When a reporter from the RW asked if there was a double-standard in how Sprewell had been treated compared to DeBartolo, Cochran replied, "Obviously this is something people are looking at. It's a question of fundamental fairness. Is the penalty consistent with any mistake (Sprewell) made? We think not. We think this is a disparity."

The exchange between Sprewell and P.J. Carlesimo was an incident in the heat of practice that could have been settled. But clearly a decision was made in high places to make a public example of Spree. Sports columnists like New York Times Harvey Araton were quick to convict Spree with reminders that Spree is owned, not an owner: "Anyone who crosses this particular line plays by the rules of the common working man. Beat up the boss, you're fired." But firing was not enough for the NBA. After the Warriors fired Sprewell, he was contacted to join several other teams including the Washington Wizards, and it was at that point that NBA president David Stern stepped in--in a heavy-handed move--and banned Spree for a year. After only 48 hours of investigation--where Sprewell was not even allowed to tell his side of the story--he got the longest suspension in the NBA for a non-drug related offense in 20 years.

One columnist in the SF Chronicle wrote that "In the places where business is conducted and opinions are formed, they'll tell you people like DeBartolo built this country and people like Sprewell are tearing it down."
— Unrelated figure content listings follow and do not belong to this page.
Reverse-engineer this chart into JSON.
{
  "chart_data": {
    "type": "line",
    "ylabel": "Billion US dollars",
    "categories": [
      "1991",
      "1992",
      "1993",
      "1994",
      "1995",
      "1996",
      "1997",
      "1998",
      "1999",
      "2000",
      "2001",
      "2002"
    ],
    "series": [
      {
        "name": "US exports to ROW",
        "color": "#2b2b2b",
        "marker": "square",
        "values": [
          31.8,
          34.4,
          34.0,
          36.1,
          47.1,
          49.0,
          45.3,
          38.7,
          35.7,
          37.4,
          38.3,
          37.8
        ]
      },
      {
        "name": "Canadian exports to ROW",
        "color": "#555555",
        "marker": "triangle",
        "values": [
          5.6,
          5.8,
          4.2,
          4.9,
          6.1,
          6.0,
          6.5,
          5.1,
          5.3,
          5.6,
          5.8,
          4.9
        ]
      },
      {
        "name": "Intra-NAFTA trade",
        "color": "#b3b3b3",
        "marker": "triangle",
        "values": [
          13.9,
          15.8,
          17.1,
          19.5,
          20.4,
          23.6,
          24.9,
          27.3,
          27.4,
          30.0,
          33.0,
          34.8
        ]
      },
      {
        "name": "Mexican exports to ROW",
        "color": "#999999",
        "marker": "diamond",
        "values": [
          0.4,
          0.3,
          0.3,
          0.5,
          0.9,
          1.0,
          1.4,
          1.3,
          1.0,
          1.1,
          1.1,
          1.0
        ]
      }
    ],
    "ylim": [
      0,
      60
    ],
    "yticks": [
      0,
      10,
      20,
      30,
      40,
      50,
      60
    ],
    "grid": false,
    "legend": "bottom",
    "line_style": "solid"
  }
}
Why is the NBA so determined to send this punishing message? As one commentator asked--maybe they are afraid of a "slave rebellion" in the ranks.

The NBA makes billions packaging the "ghetto" and Black players as role models. As long as it suits their purpose, the NBA is only too happy to hype the egos of star players, pit star players against each other and the rest of the team, and promote all manner of ugly competition among players on and off the court. But players who buy into the golden chains of the NBA star system learn fast and hard that challenging authority is not part of the role model the NBA wants to project. One minute you are making 30 mil and the next minute your future is in doubt. Among the justifications for Spree's banning, a New York Times columnist wrote that Spree was "said to have been loud and jovial on the team plane and bus after blowout losses, often questioning Carlesimo's offense within earshot of the coaching staff."

The Golden State Warriors are known as one of the worst plantations within the NBA--where the discipline of "street" players is an obsession and grown men are treated like reform school boys. Carlesimo was fired from Portland after players told team owner Paul Allen that if he wanted to win he better get rid of the abusive Carlesimo. And the Golden State Warriors hired Carlesimo to boss their team. Carlesimo persisted in getting in Spree's face--as if to say, you are gonna take whatever I dish out and you can't do nothin about it. Spree told a San Francisco television interviewer: "I just couldn't take the verbal abuse that he's been giving all the guys over the past month or so." In his press statement Spree said he should have "gone public" with his complaints about the abusive Carlesimo instead of taking it personally.

Spree is a young black man with a cornrow hairstyle, a hell of a game and an attitude that gets under the skin of the powers that be. Hitting Spree with a year's suspension is a message to NBA players that you might be a millionaire, you might be on TV, but you don't own this game and if you don't fit the system's game plan, you could end up back in the ghetto. And in this time when ghetto youth are being criminalized in U.S. society, that's a message that is intended to be heard far beyond the NBA.